I'm a 5th year PhD student in the DMS (Development in Math and Science) program. Growing up, I moved around a lot (4 elementary schools, 1 middle school (yay, no transfers!), and 3 high schools between 2 countries), which resulted in a gradual interest in how people interact, learn, and organize their thoughts in different contexts. I graduated from Cal with a BA in Cognitive Science to pursue those interests, and spent a few years volunteering at a local Spanish-English dual-immersion elementary school. Before I came back to Cal for graduate studies, I also worked at the UC Berkeley BEAR (Berkeley Evaluation and Assessment Research) Center and WestEd's CCFS (Center for Child and Family Studies) office on the pilot study for the 2nd revision of the DRDP (Desired Results Developmental Profile), a required child assessment tool for preschools and daycare centers in California. Working with diverse elementary school-age children on their mathematics work and developing assessment tools for younger children on their socioemotional, physical, and cognitive growth, I became further interested in the origins of students' informal and eccentric strategies for mathematics, which led me here.
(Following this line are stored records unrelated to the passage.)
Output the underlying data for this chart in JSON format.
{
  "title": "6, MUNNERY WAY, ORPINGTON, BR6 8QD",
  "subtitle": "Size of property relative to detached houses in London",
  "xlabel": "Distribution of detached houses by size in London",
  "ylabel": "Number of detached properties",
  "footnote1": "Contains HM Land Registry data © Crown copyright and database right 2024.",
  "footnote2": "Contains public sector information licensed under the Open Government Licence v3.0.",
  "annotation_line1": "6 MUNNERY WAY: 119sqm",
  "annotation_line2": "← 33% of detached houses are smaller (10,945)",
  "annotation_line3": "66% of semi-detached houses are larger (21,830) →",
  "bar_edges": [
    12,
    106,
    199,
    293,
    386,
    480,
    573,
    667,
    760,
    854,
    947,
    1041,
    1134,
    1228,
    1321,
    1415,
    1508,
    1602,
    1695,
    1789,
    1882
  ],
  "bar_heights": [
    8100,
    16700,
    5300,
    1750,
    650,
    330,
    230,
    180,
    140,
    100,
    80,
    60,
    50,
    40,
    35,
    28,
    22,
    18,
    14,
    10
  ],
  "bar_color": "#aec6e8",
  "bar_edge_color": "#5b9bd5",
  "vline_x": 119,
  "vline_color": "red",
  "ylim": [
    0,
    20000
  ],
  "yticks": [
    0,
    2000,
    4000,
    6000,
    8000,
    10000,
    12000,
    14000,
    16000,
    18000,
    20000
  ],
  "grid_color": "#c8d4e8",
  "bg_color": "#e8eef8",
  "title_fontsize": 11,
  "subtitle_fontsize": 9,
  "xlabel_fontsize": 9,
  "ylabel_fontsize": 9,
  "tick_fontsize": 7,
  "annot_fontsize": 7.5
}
My general research interest lies in understanding the social processes in mathematical activity and how they affect and are affected by student learning. I'm particularly interested in how sociomathematical norms emerge in the classroom, and how early grade children shift in their understandings of measurement concepts at both the individual and collective level as they interact with measurement tools and other classroom members.
I work with Professors Geoffrey Saxe and Maryl Gearhart on the Learning Mathematics through Representations (LMR) research group, and with Professor Aki Murata's research group.